Щурясь от яркого солнца, почти прижавшись к стене, чтобы не мешать прохожим, снующим по узкому тротуару, женщина боролась со страхом и желанием вернуться, подняться в квартиру подруги и рассказать всю правду следователю. Тот, конечно, примет ее признания к сведению и, может, сумеет помочь, защитить… Александра уговаривала себя, что сделать это необходимо. Что сейчас, когда погибли уже двое, она просто не вправе молчать и надеяться на благополучный исход. И в то же время понимала, что никогда не доверится представителю власти. Ни этому и никакому другому.
Женщина отшвырнула докуренную до фильтра сигарету и торопливо пошла к метро, то и дело оглядываясь, не идет ли кто по пятам. Затылок у нее все еще холодел от недобрых предчувствий. «Моя тайна могла осчастливить только одного человека. Как только о ней узнал кто-то еще, она начала убивать…»
Все началось зимой, вскоре после новогодних праздников, когда Александра лежала на кушетке в мастерской, до подбородка укрывшись акриловым покрывалом, которое из-за мороза прямо-таки стреляло голубыми искрами статического напряжения.
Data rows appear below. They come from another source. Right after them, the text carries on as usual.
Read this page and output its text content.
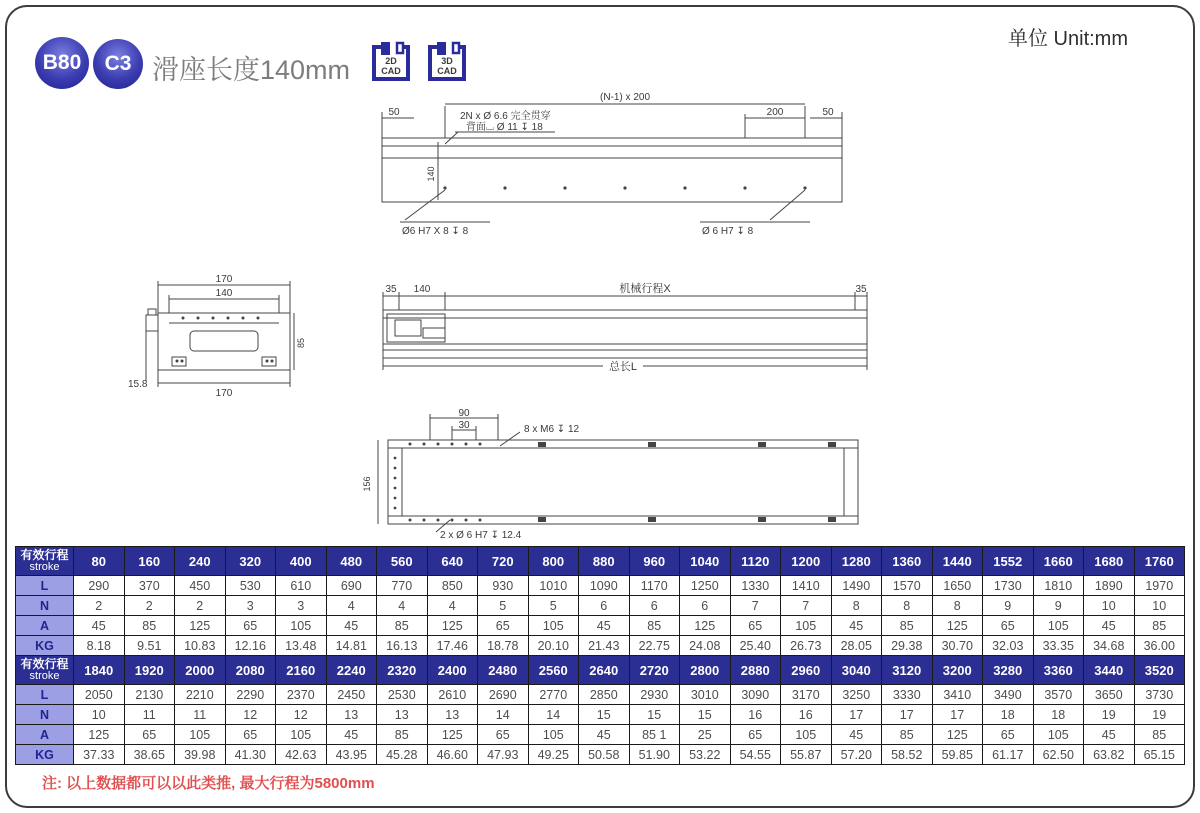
B80	C3 滑座长度140mm
单位 Unit:mm
2D
CAD
3D
CAD
(N-1) x 200
50	50
200
2N x Ø 6.6 完全贯穿
背面⌴ Ø 11 ↧ 18
140
Ø6 H7 X 8 ↧ 8	Ø 6 H7 ↧ 8
170
140
85
15.8
170
35 140	机械行程X	35
总长L
90
30	8 x M6 ↧ 12
156
2 x Ø 6 H7 ↧ 12.4
有效行程
stroke	80	160	240	320	400	480	560	640	720	800	880	960	1040	1120	1200	1280	1360	1440	1552	1660	1680	1760
L	290	370	450	530	610	690	770	850	930	1010	1090	1170	1250	1330	1410	1490	1570	1650	1730	1810	1890	1970
N	2	2	2	3	3	4	4	4	5	5	6	6	6	7	7	8	8	8	9	9	10	10
A	45	85	125	65	105	45	85	125	65	105	45	85	125	65	105	45	85	125	65	105	45	85
KG	8.18	9.51	10.83	12.16	13.48	14.81	16.13	17.46	18.78	20.10	21.43	22.75	24.08	25.40	26.73	28.05	29.38	30.70	32.03	33.35	34.68	36.00

有效行程
stroke	1840	1920	2000	2080	2160	2240	2320	2400	2480	2560	2640	2720	2800	2880	2960	3040	3120	3200	3280	3360	3440	3520
L	2050	2130	2210	2290	2370	2450	2530	2610	2690	2770	2850	2930	3010	3090	3170	3250	3330	3410	3490	3570	3650	3730
N	10	11	11	12	12	13	13	13	14	14	15	15	15	16	16	17	17	17	18	18	19	19
A	125	65	105	65	105	45	85	125	65	105	45	85 1	25	65	105	45	85	125	65	105	45	85
KG	37.33	38.65	39.98	41.30	42.63	43.95	45.28	46.60	47.93	49.25	50.58	51.90	53.22	54.55	55.87	57.20	58.52	59.85	61.17	62.50	63.82	65.15
注: 以上数据都可以以此类推, 最大行程为5800mm
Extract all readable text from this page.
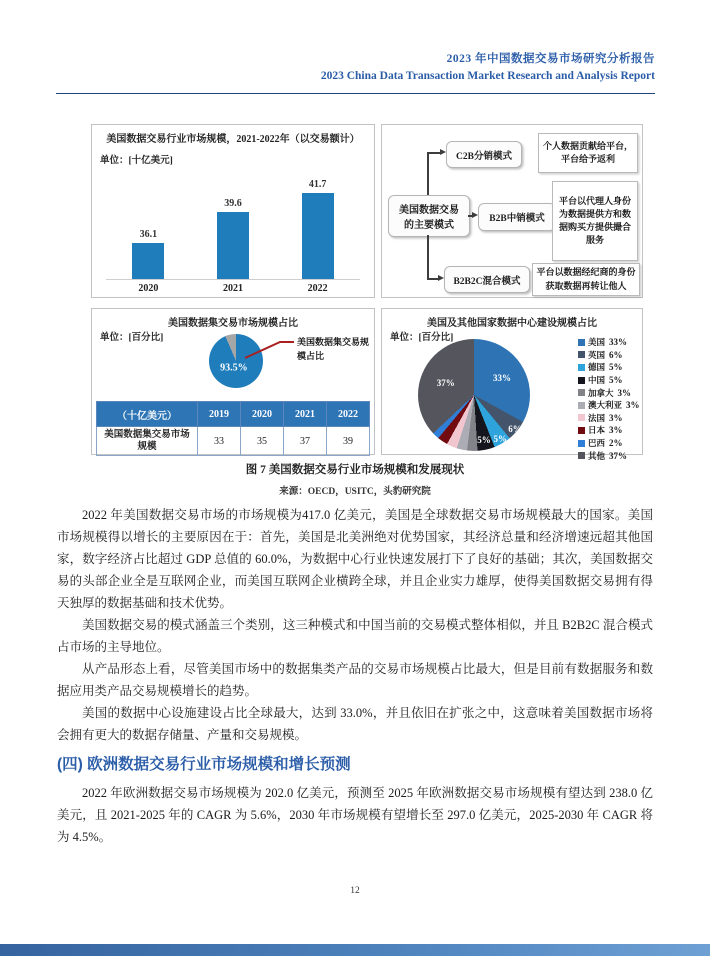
2023 年中国数据交易市场研究分析报告
2023 China Data Transaction Market Research and Analysis Report
美国数据交易行业市场规模，2021-2022年（以交易额计）
单位：[十亿美元]
36.1
39.6
41.7
2020	2021	2022
美国数据交易
的主要模式
C2B分销模式
B2B中销模式
B2B2C混合模式
个人数据贡献给平台，平台给予返利
平台以代理人身份为数据提供方和数据购买方提供撮合服务
平台以数据经纪商的身份获取数据再转让他人
美国数据集交易市场规模占比
单位：[百分比]
93.5%
美国数据集交易规模占比
（十亿美元）	2019	2020	2021	2022
美国数据集交易市场规模	33	35	37	39
美国及其他国家数据中心建设规模占比
单位：[百分比]
33%
6%
5%
5%
37%
美国 33%
英国 6%
德国 5%
中国 5%
加拿大 3%
澳大利亚 3%
法国 3%
日本 3%
巴西 2%
其他 37%
图 7 美国数据交易行业市场规模和发展现状
来源：OECD，USITC，头豹研究院

2022 年美国数据交易市场的市场规模为417.0 亿美元，美国是全球数据交易市场规模最大的国家。美国市场规模得以增长的主要原因在于：首先，美国是北美洲绝对优势国家，其经济总量和经济增速远超其他国家，数字经济占比超过 GDP 总值的 60.0%，为数据中心行业快速发展打下了良好的基础；其次，美国数据交易的头部企业全是互联网企业，而美国互联网企业横跨全球，并且企业实力雄厚，使得美国数据交易拥有得天独厚的数据基础和技术优势。

美国数据交易的模式涵盖三个类别，这三种模式和中国当前的交易模式整体相似，并且 B2B2C 混合模式占市场的主导地位。

从产品形态上看，尽管美国市场中的数据集类产品的交易市场规模占比最大，但是目前有数据服务和数据应用类产品交易规模增长的趋势。

美国的数据中心设施建设占比全球最大，达到 33.0%，并且依旧在扩张之中，这意味着美国数据市场将会拥有更大的数据存储量、产量和交易规模。

(四) 欧洲数据交易行业市场规模和增长预测

2022 年欧洲数据交易市场规模为 202.0 亿美元，预测至 2025 年欧洲数据交易市场规模有望达到 238.0 亿美元，且 2021-2025 年的 CAGR 为 5.6%，2030 年市场规模有望增长至 297.0 亿美元，2025-2030 年 CAGR 将为 4.5%。

12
Морщась от этих надоедливых уколов, художница прихлебывала из кружки остывающий кофе, мысленно прикидывала, что сегодня все-таки придется сходить в магазин за продуктами, и пыталась решить, не разумнее ли будет вообще обойтись без обеда и ужина. Она третий день была нездорова, ее лихорадило, поднялась температура. Мастерская выстыла, единственная проржавевшая батарея центрального отопления, приткнувшаяся в углу, под скатом крыши, оставалась ледяной. Две электрические батареи, расставленные в стратегических местах – возле кушетки и умывальника – сутки работали на полную мощность, существовать можно было только рядом с ними. Александра, почти никогда не болевшая, все же простудилась и, как все по природе своей здоровые люди, тяжело переносила это состояние.
Ознакомительная версия.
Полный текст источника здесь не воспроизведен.